Triggering a Tax Bill on an IRA Rollover
There are two types of rollovers. First is the direct rollover. Your money goes from one tax-deferred account to another and it is a non-taxable event. The second is the indirect rollover. You take possession of the money being rolled over and as long as you put it into another IRA within 60 days, that is also a non-taxable event. But if you miss the 60-day window you’ll pay federal and state taxes on the entire amount plus a 10% early withdrawal.
Not Being Strategic About Required Minimum Distributions
Beginning at age 72, the IRS forces you to take Required Minimum Distributions from your Traditional IRA. They want tax money on all that money you haven’t paid taxes on yet. But it’s an opportunity to rebalance your IRA portfolio. You can sell highly appreciated stocks to cover the RMD and reduce your risk level at the same time.
Not Reinvesting Unneeded RMDs
So, the IRS makes you take an RMD every year beginning at 72. What happens if you pay the taxes and have money left you don’t need? You could put it in a taxable account using tax-efficient investments, or if you have earned income, put the money into a Roth IRA where taxes on investment income and capital gains is not an issue.

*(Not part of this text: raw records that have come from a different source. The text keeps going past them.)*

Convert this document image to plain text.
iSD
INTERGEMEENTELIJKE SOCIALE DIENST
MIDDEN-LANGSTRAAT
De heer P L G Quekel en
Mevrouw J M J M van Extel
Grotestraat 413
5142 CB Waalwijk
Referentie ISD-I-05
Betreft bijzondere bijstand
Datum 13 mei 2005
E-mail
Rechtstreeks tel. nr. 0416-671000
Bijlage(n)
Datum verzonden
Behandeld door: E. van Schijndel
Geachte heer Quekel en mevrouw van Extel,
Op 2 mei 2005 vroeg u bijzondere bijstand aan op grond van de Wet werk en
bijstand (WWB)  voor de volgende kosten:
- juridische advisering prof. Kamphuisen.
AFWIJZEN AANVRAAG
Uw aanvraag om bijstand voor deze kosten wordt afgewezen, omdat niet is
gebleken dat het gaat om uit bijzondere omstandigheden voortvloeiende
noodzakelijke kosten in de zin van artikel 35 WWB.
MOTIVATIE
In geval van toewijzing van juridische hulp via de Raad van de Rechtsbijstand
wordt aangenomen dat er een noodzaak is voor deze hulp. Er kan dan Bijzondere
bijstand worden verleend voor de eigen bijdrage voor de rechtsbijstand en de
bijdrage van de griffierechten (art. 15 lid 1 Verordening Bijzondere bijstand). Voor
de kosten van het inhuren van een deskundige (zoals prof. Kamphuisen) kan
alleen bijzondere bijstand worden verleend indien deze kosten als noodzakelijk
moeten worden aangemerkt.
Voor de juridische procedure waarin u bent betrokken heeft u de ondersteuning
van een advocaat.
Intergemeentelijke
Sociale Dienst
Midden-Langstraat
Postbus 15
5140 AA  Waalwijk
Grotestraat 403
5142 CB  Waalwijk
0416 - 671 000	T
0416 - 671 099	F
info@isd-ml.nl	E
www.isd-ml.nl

Not Taking Advantage of Qualified Charitable Distributions
Being forced to take an RMD every year and pay taxes is certainly a grumbling point. But there’s a way to meet the RMD and not pay taxes on it. You can use a Qualified Charitable Distribution, also known as a Charitable Rollover. As long as you are age 70 ½ or older, you can send your RMD directly from your IRA to any IRS-qualified charity. The charity gets the benefit and you don’t pay taxes on it. Because you can’t claim it as income you also can’t claim the amount as a charitable donation.
You can give up to $100,000 each year using the QCD and if your spouse has an IRA, they can also give up to $100,000 annually.
Not Paying Enough Attention to Beneficiary Designations
When you set up an IRA you have to name a beneficiary. Doing so makes sure the people you want to benefit from your IRA actually get the money. And because you name a beneficiary, your IRA amount is not included in your estate. But a large percentage of IRA owners are guilty of “Set it and forget it.” Most never review their beneficiary designations again. That can be a disaster. For example, if you remarry after a divorce and don’t remove your ex-spouse as beneficiary of your IRA, your ex will get your IRA when you die because that’s whose name is on the beneficiary form and there’s nothing your current spouse can do about it. Review your beneficiary designations every year to see if anything has changed.
Not Seeking Advice on an Inherited IRA
Besides the Traditional IRA and the Roth IRA, there is also an Inherited IRA, one you receive at death because you were named beneficiary. The Inherited IRA has different rules depending on your relationship to the deceased and making a move without knowing what rules apply to your situation can trigger a big tax bill. It’s a good idea to consult with a tax or financial professional before you do anything with an IRA you inherit.